Mr. Silver was “of counsel” with the law firm and over the years, with the increased referrals by Dr. Taub, Mr. Silver was given $3.2 million in kickbacks from the firm. For his efforts, Dr. Taub received $500,000 in state funding for mesothelioma research, ostensibly due to Mr. Silver’s involvement. Additionally, Dr. Taub had a relative on a board that received $25,000 in state funding thanks also to Mr. Silver.
So what are my thoughts on this? Obviously, kickbacks are wrong, encouraging lawsuits is a little questionable, everyone making money on others’ misfortunes is shameful. But there’s something else that really grinds my gears.
Mesothelioma is a disease that’s almost exclusively associated with asbestos – a product used in the past for insulation but almost never used anymore. Mesothelioma occurs in about 3000 people per year currently, but logically it’s a type of cancer that will gradually decrease to zero since asbestos exposure is very rare now. Consequently, mesothelioma is one of the rarest cancers out there. What’s my point?

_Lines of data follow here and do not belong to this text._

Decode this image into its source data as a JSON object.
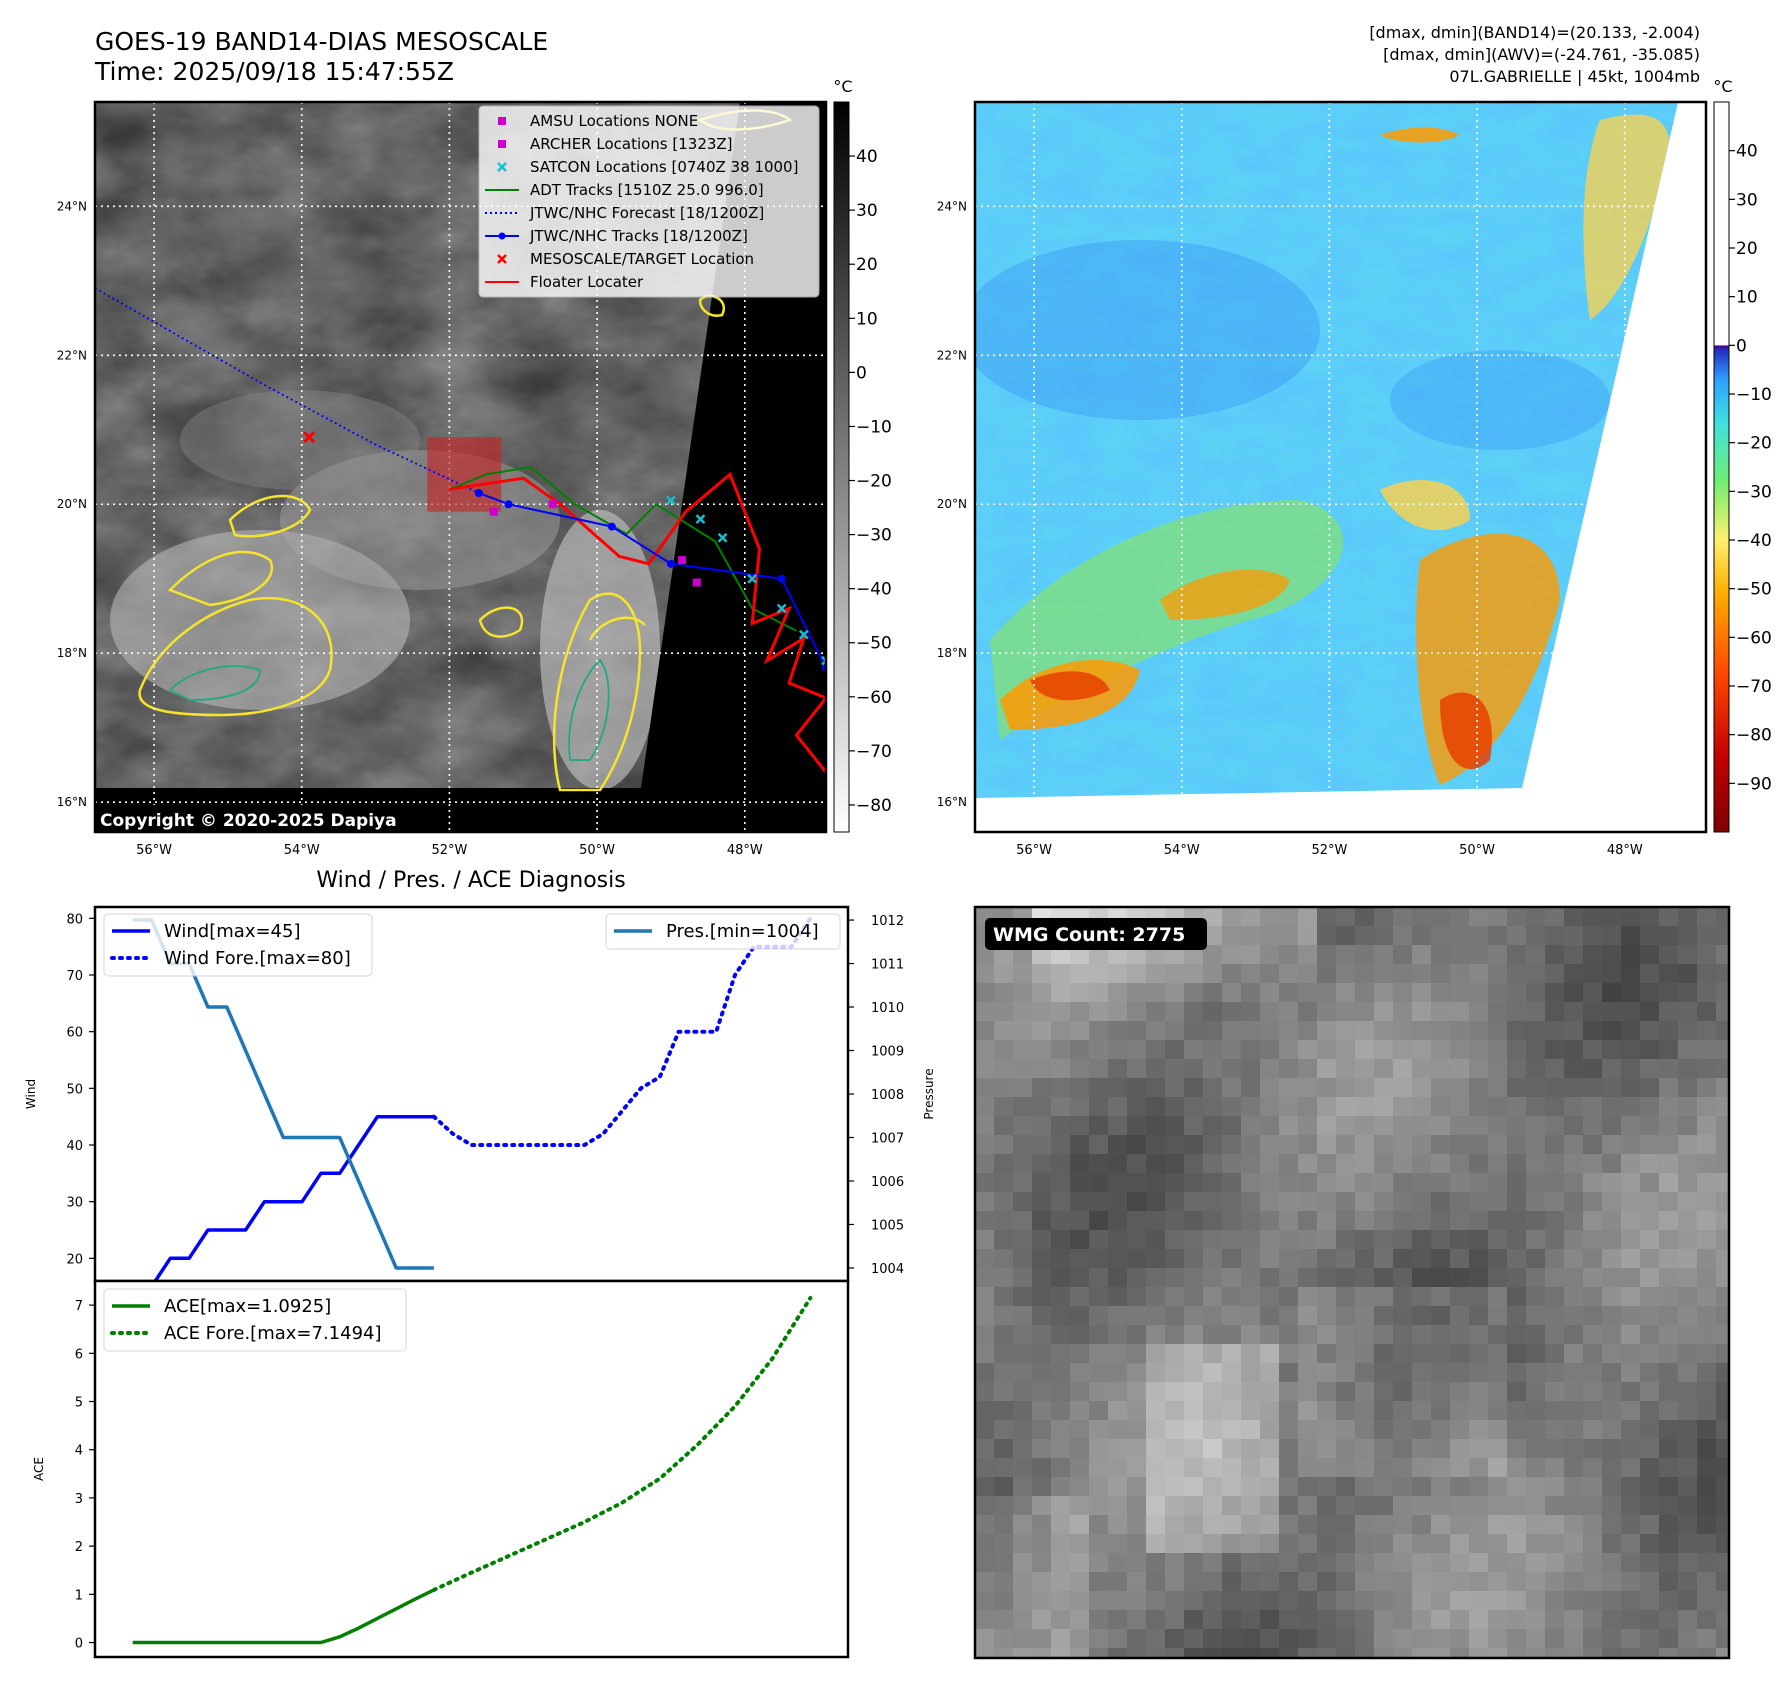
{
  "header": {
    "title_line1": "GOES-19 BAND14-DIAS MESOSCALE",
    "title_line2": "Time: 2025/09/18 15:47:55Z",
    "stats_line1": "[dmax, dmin](BAND14)=(20.133, -2.004)",
    "stats_line2": "[dmax, dmin](AWV)=(-24.761, -35.085)",
    "stats_line3": "07L.GABRIELLE | 45kt, 1004mb"
  },
  "copyright": "Copyright © 2020-2025 Dapiya",
  "wmg_label": "WMG Count: 2775",
  "colors": {
    "wind": "#0000ff",
    "pressure": "#1f77b4",
    "ace": "#008000",
    "adt": "#008000",
    "floater": "#ff0000",
    "satcon": "#17becf",
    "amsu": "#cc00cc"
  },
  "chart_data": [
    {
      "type": "map",
      "name": "band14-ir",
      "xlim": [
        -56.8,
        -46.9
      ],
      "ylim": [
        15.6,
        25.4
      ],
      "x_ticks": [
        "56°W",
        "54°W",
        "52°W",
        "50°W",
        "48°W"
      ],
      "x_tick_values": [
        -56,
        -54,
        -52,
        -50,
        -48
      ],
      "y_ticks": [
        "24°N",
        "22°N",
        "20°N",
        "18°N",
        "16°N"
      ],
      "y_tick_values": [
        24,
        22,
        20,
        18,
        16
      ],
      "colorbar": {
        "unit": "°C",
        "ticks": [
          "40",
          "30",
          "20",
          "10",
          "0",
          "−10",
          "−20",
          "−30",
          "−40",
          "−50",
          "−60",
          "−70",
          "−80"
        ],
        "tick_values": [
          40,
          30,
          20,
          10,
          0,
          -10,
          -20,
          -30,
          -40,
          -50,
          -60,
          -70,
          -80
        ],
        "range": [
          -85,
          50
        ]
      },
      "legend": [
        {
          "label": "AMSU Locations NONE",
          "marker": "square",
          "color": "#cc00cc"
        },
        {
          "label": "ARCHER Locations [1323Z]",
          "marker": "square",
          "color": "#cc00cc"
        },
        {
          "label": "SATCON Locations [0740Z 38 1000]",
          "marker": "x",
          "color": "#17becf"
        },
        {
          "label": "ADT Tracks [1510Z 25.0 996.0]",
          "marker": "line",
          "color": "#008000"
        },
        {
          "label": "JTWC/NHC Forecast [18/1200Z]",
          "marker": "dotted",
          "color": "#0000ff"
        },
        {
          "label": "JTWC/NHC Tracks [18/1200Z]",
          "marker": "line-dot",
          "color": "#0000ff"
        },
        {
          "label": "MESOSCALE/TARGET Location",
          "marker": "x",
          "color": "#ff0000"
        },
        {
          "label": "Floater Locater",
          "marker": "line",
          "color": "#ff0000"
        }
      ],
      "forecast_track": [
        [
          -56.8,
          22.9
        ],
        [
          -54.5,
          21.6
        ],
        [
          -53.0,
          20.8
        ],
        [
          -51.6,
          20.15
        ]
      ],
      "nhc_track": [
        [
          -51.6,
          20.15
        ],
        [
          -51.2,
          20.0
        ],
        [
          -49.8,
          19.7
        ],
        [
          -49.0,
          19.2
        ],
        [
          -47.5,
          19.0
        ],
        [
          -46.9,
          17.8
        ]
      ],
      "adt_track": [
        [
          -52.0,
          20.2
        ],
        [
          -51.5,
          20.4
        ],
        [
          -50.9,
          20.5
        ],
        [
          -50.3,
          20.0
        ],
        [
          -49.6,
          19.6
        ],
        [
          -49.2,
          20.0
        ],
        [
          -48.4,
          19.5
        ],
        [
          -47.9,
          18.6
        ],
        [
          -47.3,
          18.3
        ]
      ],
      "floater_track": [
        [
          -52.0,
          20.2
        ],
        [
          -51.0,
          20.35
        ],
        [
          -50.5,
          20.0
        ],
        [
          -49.7,
          19.3
        ],
        [
          -49.3,
          19.2
        ],
        [
          -48.8,
          19.9
        ],
        [
          -48.2,
          20.4
        ],
        [
          -47.8,
          19.4
        ],
        [
          -47.9,
          18.4
        ],
        [
          -47.4,
          18.6
        ],
        [
          -47.7,
          17.9
        ],
        [
          -47.2,
          18.2
        ],
        [
          -47.4,
          17.6
        ],
        [
          -46.9,
          17.4
        ],
        [
          -47.3,
          16.9
        ],
        [
          -46.9,
          16.4
        ]
      ],
      "satcon_points": [
        [
          -49.0,
          20.05
        ],
        [
          -48.6,
          19.8
        ],
        [
          -48.3,
          19.55
        ],
        [
          -47.9,
          19.0
        ],
        [
          -47.5,
          18.6
        ],
        [
          -47.2,
          18.25
        ],
        [
          -46.9,
          17.9
        ]
      ],
      "archer_points": [
        [
          -51.4,
          19.9
        ],
        [
          -50.6,
          20.0
        ],
        [
          -48.85,
          19.25
        ],
        [
          -48.65,
          18.95
        ]
      ],
      "target_location": [
        -53.9,
        20.9
      ]
    },
    {
      "type": "map",
      "name": "awv",
      "xlim": [
        -56.8,
        -46.9
      ],
      "ylim": [
        15.6,
        25.4
      ],
      "x_ticks": [
        "56°W",
        "54°W",
        "52°W",
        "50°W",
        "48°W"
      ],
      "x_tick_values": [
        -56,
        -54,
        -52,
        -50,
        -48
      ],
      "y_ticks": [
        "24°N",
        "22°N",
        "20°N",
        "18°N",
        "16°N"
      ],
      "y_tick_values": [
        24,
        22,
        20,
        18,
        16
      ],
      "colorbar": {
        "unit": "°C",
        "ticks": [
          "40",
          "30",
          "20",
          "10",
          "0",
          "−10",
          "−20",
          "−30",
          "−40",
          "−50",
          "−60",
          "−70",
          "−80",
          "−90"
        ],
        "tick_values": [
          40,
          30,
          20,
          10,
          0,
          -10,
          -20,
          -30,
          -40,
          -50,
          -60,
          -70,
          -80,
          -90
        ],
        "range": [
          -100,
          50
        ]
      }
    },
    {
      "type": "line",
      "name": "wind-pressure",
      "title": "Wind / Pres. / ACE Diagnosis",
      "ylabel": "Wind",
      "y2label": "Pressure",
      "xlim": [
        -1,
        19
      ],
      "ylim": [
        16,
        82
      ],
      "y_ticks": [
        20,
        30,
        40,
        50,
        60,
        70,
        80
      ],
      "y2lim": [
        1003.7,
        1012.3
      ],
      "y2_ticks": [
        1004,
        1005,
        1006,
        1007,
        1008,
        1009,
        1010,
        1011,
        1012
      ],
      "series": [
        {
          "name": "Wind[max=45]",
          "style": "solid",
          "axis": "left",
          "color": "#0000ff",
          "x": [
            0,
            0.5,
            1,
            1.5,
            2,
            2.5,
            3,
            3.5,
            4,
            4.5,
            5,
            5.5,
            6,
            6.5,
            7,
            7.5,
            8
          ],
          "values": [
            15,
            15,
            20,
            20,
            25,
            25,
            25,
            30,
            30,
            30,
            35,
            35,
            40,
            45,
            45,
            45,
            45
          ]
        },
        {
          "name": "Wind Fore.[max=80]",
          "style": "dotted",
          "axis": "left",
          "color": "#0000ff",
          "x": [
            8,
            8.5,
            9,
            9.5,
            10,
            10.5,
            11,
            11.5,
            12,
            12.5,
            13,
            13.5,
            14,
            14.5,
            15,
            15.5,
            16,
            16.5,
            17,
            17.5,
            18
          ],
          "values": [
            45,
            42,
            40,
            40,
            40,
            40,
            40,
            40,
            40,
            42,
            46,
            50,
            52,
            60,
            60,
            60,
            70,
            75,
            75,
            75,
            80
          ]
        },
        {
          "name": "Pres.[min=1004]",
          "style": "solid",
          "axis": "right",
          "color": "#1f77b4",
          "x": [
            0,
            0.5,
            1,
            1.5,
            2,
            2.5,
            3,
            3.5,
            4,
            4.5,
            5,
            5.5,
            6,
            6.5,
            7,
            7.5,
            8
          ],
          "values": [
            1012,
            1012,
            1011,
            1011,
            1010,
            1010,
            1009,
            1008,
            1007,
            1007,
            1007,
            1007,
            1006,
            1005,
            1004,
            1004,
            1004
          ]
        }
      ]
    },
    {
      "type": "line",
      "name": "ace",
      "ylabel": "ACE",
      "xlim": [
        -1,
        19
      ],
      "ylim": [
        -0.3,
        7.5
      ],
      "y_ticks": [
        0,
        1,
        2,
        3,
        4,
        5,
        6,
        7
      ],
      "series": [
        {
          "name": "ACE[max=1.0925]",
          "style": "solid",
          "color": "#008000",
          "x": [
            0,
            1,
            2,
            3,
            4,
            5,
            5.5,
            6,
            6.5,
            7,
            7.5,
            8
          ],
          "values": [
            0,
            0,
            0,
            0,
            0,
            0,
            0.12,
            0.3,
            0.5,
            0.7,
            0.9,
            1.0925
          ]
        },
        {
          "name": "ACE Fore.[max=7.1494]",
          "style": "dotted",
          "color": "#008000",
          "x": [
            8,
            9,
            10,
            11,
            12,
            13,
            14,
            15,
            16,
            17,
            18
          ],
          "values": [
            1.0925,
            1.45,
            1.8,
            2.15,
            2.5,
            2.9,
            3.4,
            4.1,
            4.9,
            5.9,
            7.1494
          ]
        }
      ]
    }
  ]
}
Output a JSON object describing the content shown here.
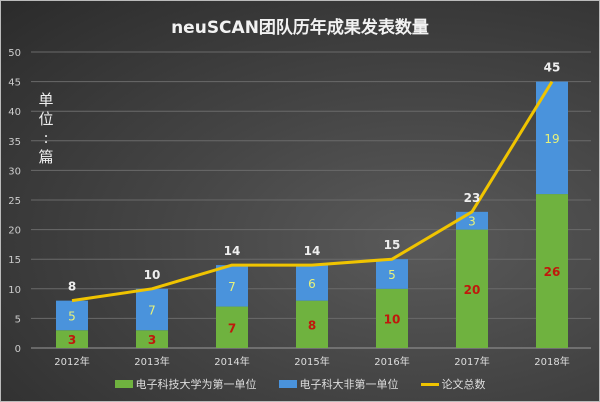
{
  "chart_data": {
    "type": "bar",
    "stacked": true,
    "title": "neuSCAN团队历年成果发表数量",
    "ylabel": "单位：篇",
    "categories": [
      "2012年",
      "2013年",
      "2014年",
      "2015年",
      "2016年",
      "2017年",
      "2018年"
    ],
    "ylim": [
      0,
      50
    ],
    "yticks": [
      0,
      5,
      10,
      15,
      20,
      25,
      30,
      35,
      40,
      45,
      50
    ],
    "grid": true,
    "legend_position": "bottom",
    "series": [
      {
        "name": "电子科技大学为第一单位",
        "type": "bar",
        "color": "#6fb23f",
        "label_color": "#c0180c",
        "values": [
          3,
          3,
          7,
          8,
          10,
          20,
          26
        ]
      },
      {
        "name": "电子科大非第一单位",
        "type": "bar",
        "color": "#4a93dc",
        "label_color": "#e8f27a",
        "values": [
          5,
          7,
          7,
          6,
          5,
          3,
          19
        ]
      },
      {
        "name": "论文总数",
        "type": "line",
        "color": "#f0c400",
        "label_color": "#eeeeee",
        "values": [
          8,
          10,
          14,
          14,
          15,
          23,
          45
        ]
      }
    ]
  }
}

It’s a shame that through this graft and corruption, money wasn’t directed to a disease that could help a greater portion of the public. Consider this: if the $500,000 diverted from state funds cured heart disease or more common forms of cancer, we might consider the means justifying the ends.
But that’s not what happened. Funds were used to treat a very rare disease that’s 100% fatal. I’m sorry for the loss of these patients and their families’ anguish, but when it comes to public health, resources need to be used wisely and in a way that helps the greater population. I’m not suggesting that we avoid research for curing rare diseases. There’s certainly a place for that. What I am saying is that if you’re going to steal money for research, use it for the largest demographic of patients in need. Maybe it’s a twisted application of logic, but logic nonetheless.